We'll start with a quote: To be nobody but yourself in a world which is doing its best night and day to make you like everybody else means to fight the hardest battle any human being can fight and never stop fighting.
ee cummings
I picked up some protection charms for the kids, from Maria. Though it's so hard to make sure Clara has these things...I wonder if they can be tattooed on?
Sam decided the Nexus needed to get drunk. His brews are amazingly good. Nearly as good as Ardala's, though much more diverse.
Speaking of Ardala, I need to stop by her pub soon and talk with the cousins. They know about trees and gardens and green things. I think they might have some magi contacts I could talk to, as well; the very last thing I'd need is one of them draining the tree of all its magic, or trying to claim it for their own purposes.
...drat, that reminds me. I checked the numbers, and will need more seeds than I thought, to eventually cover the whole city. Fifteen is a lot. But I suppose we don't need to cover the whole city at once, we could wait for the first generation of trees to mature. Five years isn't so very long (and if we can manage to encourage them to grow up faster...). Maybe someday we can even extend the coverage outside the county, into Greater Boston, or start new safe havens elsewhere. I suspect David and Mab and the other kings and queens would love some of their own.
I did a little shopping this morning. Not everyone was pleased to see Alured in their shop (not that he was allowed to touch anything). But I got some gorgeous new things so it was entirely worthwhile. Mostly I went out to get my
dress for the fundraiser. But why go through all the trouble to drive somewhere and not make more than one stop on the way? So I stopped at a gallery or four, and got a few things. My favorite is called
"Domestic Bliss Kimono" I got a
few others by the same artist, because they're bright and cheerful and perfect for the kids' rooms.
Tonight is
LifeSavor. I get to be one of the dinner hosts this year. (See? Giving away large sums of money has its perks.) Thankfully Sasha has been gracious enough to skip the dinner portion so Alured can be with us at the cocktail party and for dessert, but can go home to rest during dinner. I don't want him to get too tired.
I think tomorrow I'm going to go down to the Goblin Market on the way to the New York Botanical Gardens; I think the kids will enjoy the "

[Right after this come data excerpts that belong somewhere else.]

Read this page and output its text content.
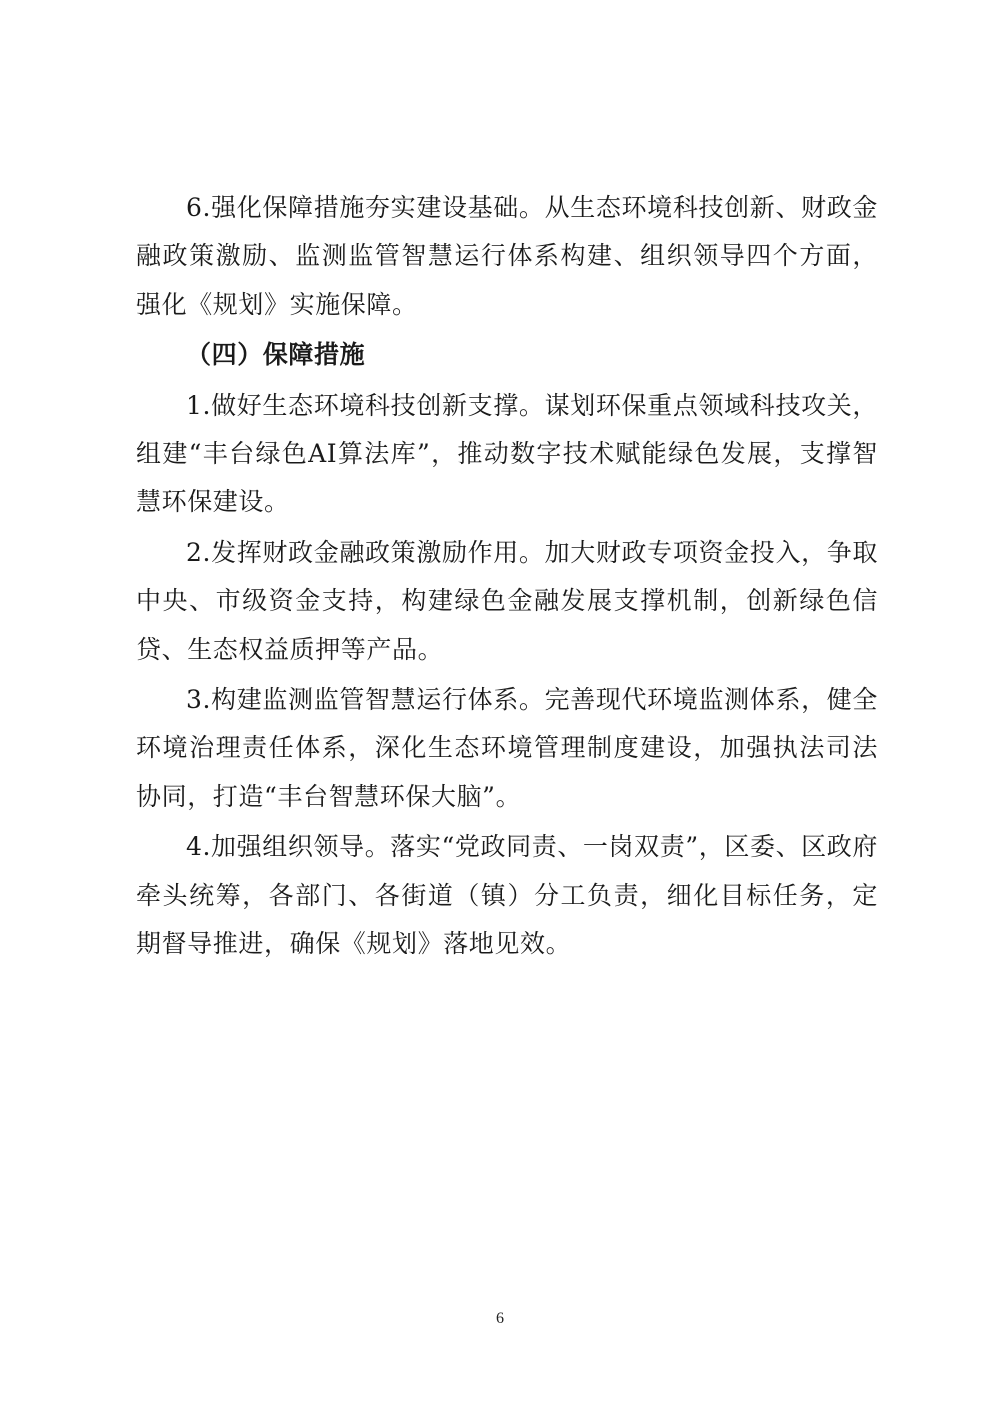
6.强化保障措施夯实建设基础。从生态环境科技创新、财政金融政策激励、监测监管智慧运行体系构建、组织领导四个方面，强化《规划》实施保障。

（四）保障措施

1.做好生态环境科技创新支撑。谋划环保重点领域科技攻关，组建“丰台绿色AI算法库”，推动数字技术赋能绿色发展，支撑智慧环保建设。

2.发挥财政金融政策激励作用。加大财政专项资金投入，争取中央、市级资金支持，构建绿色金融发展支撑机制，创新绿色信贷、生态权益质押等产品。

3.构建监测监管智慧运行体系。完善现代环境监测体系，健全环境治理责任体系，深化生态环境管理制度建设，加强执法司法协同，打造“丰台智慧环保大脑”。

4.加强组织领导。落实“党政同责、一岗双责”，区委、区政府牵头统筹，各部门、各街道（镇）分工负责，细化目标任务，定期督导推进，确保《规划》落地见效。

6
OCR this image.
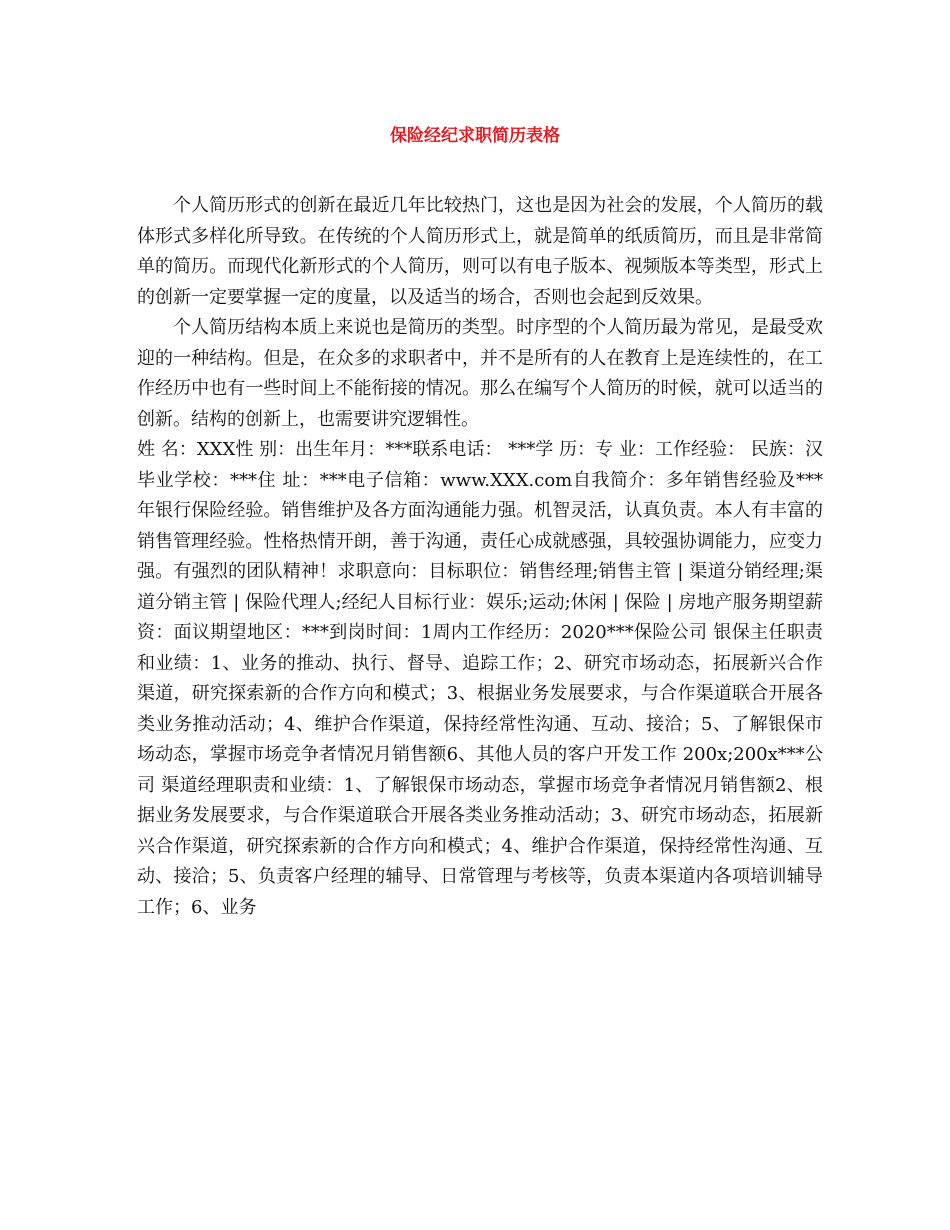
保险经纪求职简历表格

个人简历形式的创新在最近几年比较热门，这也是因为社会的发展，个人简历的载体形式多样化所导致。在传统的个人简历形式上，就是简单的纸质简历，而且是非常简单的简历。而现代化新形式的个人简历，则可以有电子版本、视频版本等类型，形式上的创新一定要掌握一定的度量，以及适当的场合，否则也会起到反效果。

个人简历结构本质上来说也是简历的类型。时序型的个人简历最为常见，是最受欢迎的一种结构。但是，在众多的求职者中，并不是所有的人在教育上是连续性的，在工作经历中也有一些时间上不能衔接的情况。那么在编写个人简历的时候，就可以适当的创新。结构的创新上，也需要讲究逻辑性。

姓 名：XXX性 别：出生年月：***联系电话： ***学 历：专 业：工作经验： 民族：汉毕业学校：***住 址：***电子信箱：www.XXX.com自我简介：多年销售经验及***年银行保险经验。销售维护及各方面沟通能力强。机智灵活，认真负责。本人有丰富的销售管理经验。性格热情开朗，善于沟通，责任心成就感强，具较强协调能力，应变力强。有强烈的团队精神！求职意向：目标职位：销售经理;销售主管 | 渠道分销经理;渠道分销主管 | 保险代理人;经纪人目标行业：娱乐;运动;休闲 | 保险 | 房地产服务期望薪资：面议期望地区：***到岗时间：1周内工作经历：2020***保险公司 银保主任职责和业绩：1、业务的推动、执行、督导、追踪工作；2、研究市场动态，拓展新兴合作渠道，研究探索新的合作方向和模式；3、根据业务发展要求，与合作渠道联合开展各类业务推动活动；4、维护合作渠道，保持经常性沟通、互动、接洽；5、了解银保市场动态，掌握市场竞争者情况月销售额6、其他人员的客户开发工作 200x;200x***公司 渠道经理职责和业绩：1、了解银保市场动态，掌握市场竞争者情况月销售额2、根据业务发展要求，与合作渠道联合开展各类业务推动活动；3、研究市场动态，拓展新兴合作渠道，研究探索新的合作方向和模式；4、维护合作渠道，保持经常性沟通、互动、接洽；5、负责客户经理的辅导、日常管理与考核等，负责本渠道内各项培训辅导工作；6、业务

Chocolate and Vanilla Adventures" nearly as much as I do.
Ingress is asking to go to the ballet again. She doesn't want to accept that the ballet company isn't performing again until May. She wants to go to their spring ball. I suspect she'd behave, but I don't think Lyn or Morty would enjoy it nearly so much. If we do bring her, we'll have to find something special to do with the others too. And I think we should enroll her in ballet lessons. She might enjoy that.
She did talk me into buying this, though. She has learned well the art of "big eyes, quivering lip".
Let's end with another quote: "What is real?" asked the Rabbit one day, when they were lying side by side near the nursery fender, before Nana came to tidy the room. "Does it mean having things that buzz inside you and a stick-out handle?"
"Real isn't how you are made," said the Skin Horse. "It's a thing that happens to you. When a child loves you for a long, long time, not just to play with, but really loves you, then you become Real."
"Does it hurt?" asked the Rabbit.
"Sometimes," said the Skin Horse, for he was always truthful. "When you are Real you don't mind being hurt."
"Does it happen all at once, like being wound up," he asked, "or bit by bit?"
"It doesn't happen all at once," said the Skin Horse. "You become. It takes a long time. That's why it doesn't happen often to people who break easily, or have sharp edges, or who have to be carefully kept. Generally, by the time you are Real, most of your hair has been loved off, and your eyes drop out and you get loose in the joints and very shabby. But these things don't matter at all, because once you are Real you can't be ugly, except to people who don't understand."